How to get better sleep

Health
Special_Report__How_to_get_better_sleep_0_20180508152255

Chances are, you’re not getting enough sleep. 

Adults should snooze between seven and nine hours a night, but in a 2014 study, the CDC found 30 to 37 percent of Americans reported sleeping less than that in a 24-hour period.

“There could be so many different underlying issues that could contribute to your sleep including anxiety, depression, sleep apnea, restless leg,” explained Dr.

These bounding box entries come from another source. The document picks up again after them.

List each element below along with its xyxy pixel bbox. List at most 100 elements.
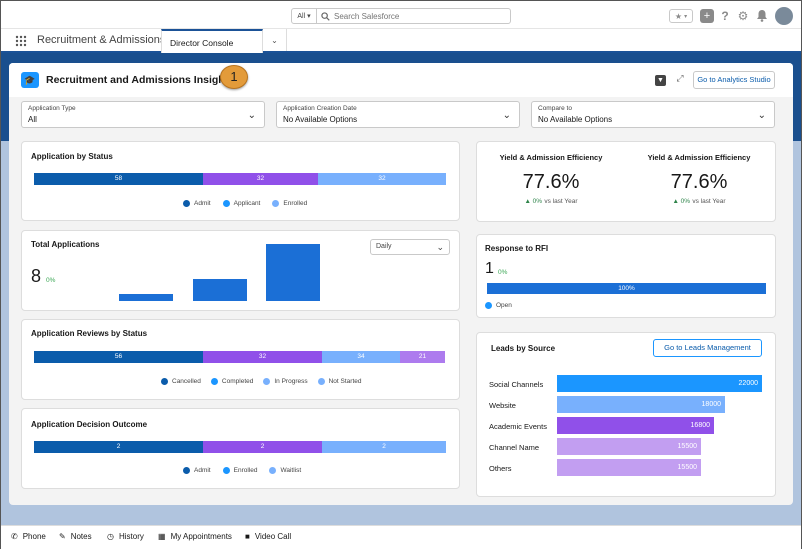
utility-bar [1,525,801,549]
callout-badge: 1 [220,65,248,89]
legend-item: Enrolled [272,200,307,207]
legend-dot-icon [183,467,190,474]
total-applications-value: 8 [31,266,42,286]
rfi-value: 1 [485,260,494,277]
filter-icon[interactable]: ▼ [655,75,666,86]
leads-bar[interactable]: 15500 [557,459,701,476]
bar-segment[interactable]: 58 [34,173,203,185]
search-scope-dropdown[interactable]: All ▾ [291,8,317,24]
legend: Admit Applicant Enrolled [183,200,307,207]
filter-value: No Available Options [538,115,613,124]
legend-dot-icon [317,378,325,385]
search-input[interactable] [334,11,504,21]
bar-segment[interactable]: 32 [203,351,322,363]
legend-item: Not Started [317,378,362,385]
bar-segment[interactable]: 32 [318,173,446,185]
stacked-bar: 2 2 2 [34,441,446,453]
kpi-change: ▲ 0% [524,198,543,205]
leads-bar[interactable]: 15500 [557,438,701,455]
legend-dot-icon [161,378,168,385]
chart-bar[interactable] [266,244,320,301]
tab-director-console[interactable]: Director Console [161,29,263,53]
bar-segment[interactable]: 32 [203,173,318,185]
leads-bar-chart: Social Channels 22000 Website 18000 Academic… [489,375,764,485]
star-icon: ★ [674,11,683,21]
rfi-bar[interactable]: 100% [487,283,766,294]
chart-bar[interactable] [119,294,173,301]
leads-bar[interactable]: 22000 [557,375,762,392]
expand-icon[interactable]: ⤢ [676,73,684,83]
period-dropdown[interactable]: Daily ⌄ [370,239,450,255]
leads-bar[interactable]: 16800 [557,417,714,434]
chevron-down-icon: ▾ [684,13,688,20]
utility-label: Video Call [254,532,292,541]
legend-item: Completed [210,378,254,385]
avatar[interactable] [775,7,793,25]
utility-phone[interactable]: ✆ Phone [11,532,46,541]
legend-label: Completed [221,378,254,385]
legend: Cancelled Completed In Progress Not Star… [161,378,362,385]
utility-label: Notes [70,532,92,541]
help-icon[interactable]: ? [721,9,729,23]
bar-segment[interactable]: 2 [34,441,203,453]
filter-label: Application Type [28,105,76,112]
utility-history[interactable]: ◷ History [107,532,144,541]
legend-dot-icon [210,378,218,385]
legend-dot-icon [272,200,280,207]
go-to-leads-management-button[interactable]: Go to Leads Management [653,339,762,357]
legend-label: Enrolled [283,200,308,207]
card-title: Leads by Source [491,344,556,353]
utility-label: History [118,532,144,541]
chevron-down-icon: ⌄ [436,242,444,252]
bell-icon[interactable] [755,9,769,23]
legend-dot-icon [485,302,492,309]
search-icon [321,11,330,21]
leads-category-label: Others [489,464,512,473]
leads-bar[interactable]: 18000 [557,396,725,413]
go-to-analytics-studio-button[interactable]: Go to Analytics Studio [693,71,775,89]
filter-application-type[interactable]: Application Type All ⌄ [21,101,265,128]
card-title: Application Reviews by Status [31,329,148,338]
gear-icon[interactable]: ⚙ [737,9,749,23]
legend-dot-icon [222,200,230,207]
filter-application-creation-date[interactable]: Application Creation Date No Available O… [276,101,520,128]
leads-category-label: Academic Events [489,422,547,431]
chart-bar[interactable] [193,279,247,301]
bar-segment[interactable]: 2 [322,441,446,453]
filter-compare-to[interactable]: Compare to No Available Options ⌄ [531,101,775,128]
response-to-rfi-card [476,234,776,318]
favorites-button[interactable]: ★ ▾ [669,9,693,23]
filter-label: Application Creation Date [283,105,357,112]
legend-label: Waitlist [280,467,302,474]
utility-my-appointments[interactable]: ▦ My Appointments [158,532,232,541]
legend-label: In Progress [274,378,308,385]
bar-segment[interactable]: 2 [203,441,322,453]
stacked-bar: 56 32 34 21 [34,351,446,363]
legend-item: Admit [183,200,211,207]
filter-value: No Available Options [283,115,358,124]
global-actions-plus-icon[interactable]: + [700,9,714,23]
app-nav-bar [1,29,801,53]
yield-kpi: Yield & Admission Efficiency 77.6% ▲ 0% … [476,153,626,205]
kpi-title: Yield & Admission Efficiency [499,153,603,162]
search-box[interactable] [317,8,511,24]
legend-dot-icon [263,378,271,385]
graduation-cap-icon: 🎓 [21,72,39,88]
legend-dot-icon [183,200,190,207]
utility-notes[interactable]: ✎ Notes [59,532,92,541]
yield-kpi: Yield & Admission Efficiency 77.6% ▲ 0% … [624,153,774,205]
utility-video-call[interactable]: ■ Video Call [245,532,291,541]
legend-item: Cancelled [161,378,201,385]
bar-segment[interactable]: 21 [400,351,445,363]
yield-admission-card [476,141,776,222]
legend-label: Admit [194,467,211,474]
phone-icon: ✆ [11,532,18,541]
tab-menu-chevron-icon[interactable]: ⌄ [263,29,287,51]
legend-item: In Progress [263,378,308,385]
card-title: Total Applications [31,240,100,249]
bar-segment[interactable]: 34 [322,351,400,363]
app-launcher-icon[interactable] [15,35,27,47]
legend-item: Enrolled [222,467,257,474]
bar-segment[interactable]: 56 [34,351,203,363]
leads-category-label: Social Channels [489,380,544,389]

Nadia Gomes. “And, if you aren’t sleeping and it’s been going on, it’s really important that we rule those other things out.”

A primary care physician, Gomes has been treating Christus Health patients for two years. She says lack of sleep can also lead to secondary health issues.

“If you have untreated sleep apnea it can cause really elevated blood pressure and, a lot of times, if we treat the sleep apnea, patients don’t even require blood pressure medicines,” she said.

The biggest risk factor is having an accident, whether at work, at home or on the road.

The American Sleep Association reports drowsy driving is responsible for about 1,500 deadly accidents and about 40,000 non-fatal injuries per year.

And in some cases, chronic sleep loss can lead to more serious issues like heart attack, stroke and diabetes. 

So, here’s what you can do right now to help you get better sleep tonight: 

  • Make sure your sleep area is *only* about sleep, which means getting all the TV watching and email checking done *before* you get in bed.
  • If you’ve got a book or magazine around, try grabbing that instead of your smartphone, tablet or laptop when you hit the sack.
  • Try not to eat a large meal right before bed. 
  • A cold room temperature of 60 to 68 degrees is great for going to bed. It actually puts you into a deeper sleep faster.
  • Consider getting new pillows or a mattress if it’s time.
  • Try as best you can to keep to a routine, especially when it comes to infants and toddlers who need anywhere from 10 to 14 hours of sleep with naps.

Stick to bettering your sleep hygiene for a least a few weeks and studies show you’re bound to starting getting up on the right side of the bed.